Down syndrome cannot be cured, but as it encompasses a number of possible conditions, it is important that individuals with Down syndrome are checked for the associated conditions and those are effectively managed. Early intervention in the form of speech and language therapy and physiotherapy can greatly help babies with down syndrome to gain momentum with development. The goal is to make them as independent and self sufficient as possible. Now individuals with down syndrome can live up to the age of 50-60 years.
How do you tell a parent that their baby may have Down syndrome?
In general, what my unit of medical officers do if we come across a baby who has features of Down syndrome on the postnatal ward round is to tell the mother that the baby needs to be reviewed in a weeks time by the Consultant Paediatrician at the clinic because there are certain features which need to be reviewed. A problem list documenting all features and associated conditions are also given to the parents – do remember that some babies initially look like Down syndrome, but end up completely normal.
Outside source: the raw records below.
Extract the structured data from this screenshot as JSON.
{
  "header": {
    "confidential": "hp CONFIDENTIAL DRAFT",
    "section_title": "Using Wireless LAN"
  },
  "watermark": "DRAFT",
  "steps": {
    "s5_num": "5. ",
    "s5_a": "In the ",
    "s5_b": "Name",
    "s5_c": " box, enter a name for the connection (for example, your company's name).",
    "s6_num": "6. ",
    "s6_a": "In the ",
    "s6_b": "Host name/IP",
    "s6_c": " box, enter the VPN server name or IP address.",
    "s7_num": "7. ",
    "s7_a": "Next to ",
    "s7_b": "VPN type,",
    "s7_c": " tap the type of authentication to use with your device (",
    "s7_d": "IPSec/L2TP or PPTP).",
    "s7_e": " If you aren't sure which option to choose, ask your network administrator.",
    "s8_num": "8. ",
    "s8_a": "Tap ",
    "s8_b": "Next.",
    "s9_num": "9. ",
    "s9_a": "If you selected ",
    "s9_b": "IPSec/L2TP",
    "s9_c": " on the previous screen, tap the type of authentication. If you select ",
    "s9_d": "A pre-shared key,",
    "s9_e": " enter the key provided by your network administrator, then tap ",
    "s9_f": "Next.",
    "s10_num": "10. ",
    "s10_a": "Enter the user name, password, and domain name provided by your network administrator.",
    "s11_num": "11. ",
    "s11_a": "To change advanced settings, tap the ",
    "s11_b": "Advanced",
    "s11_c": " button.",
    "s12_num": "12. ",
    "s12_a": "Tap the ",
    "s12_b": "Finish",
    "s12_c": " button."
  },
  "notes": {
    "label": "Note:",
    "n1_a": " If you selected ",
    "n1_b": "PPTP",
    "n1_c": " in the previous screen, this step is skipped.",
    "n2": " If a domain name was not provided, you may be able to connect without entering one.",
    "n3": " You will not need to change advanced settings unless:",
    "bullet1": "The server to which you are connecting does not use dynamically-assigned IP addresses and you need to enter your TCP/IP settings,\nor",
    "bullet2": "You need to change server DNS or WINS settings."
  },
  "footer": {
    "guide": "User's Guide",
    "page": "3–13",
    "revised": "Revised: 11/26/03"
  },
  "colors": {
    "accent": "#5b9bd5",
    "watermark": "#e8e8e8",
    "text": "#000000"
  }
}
General measures to take care of the baby are given and during clinic review, both parents are asked to be present to meet the Consultant Paediatrician. The consultant paediatrician then counsels the parents on the condition and requests karyotyping.
Even though Down syndrome has a strong correlation with increased maternal age, I have come across so many very young mothers in the postnatal ward with newborns with down syndrome. Down syndrome is not an easy diagnosis to deliver and so I urge junior doctors and medical students to really perfect their communication skills to avoid ugly misshaps. I’ve heard the most awful stories on how mothers were told that their child is syndromic and this really must be avoided. If you are not confident in delivering news like this, please inform a senior and ask them to do it. Empathy is key!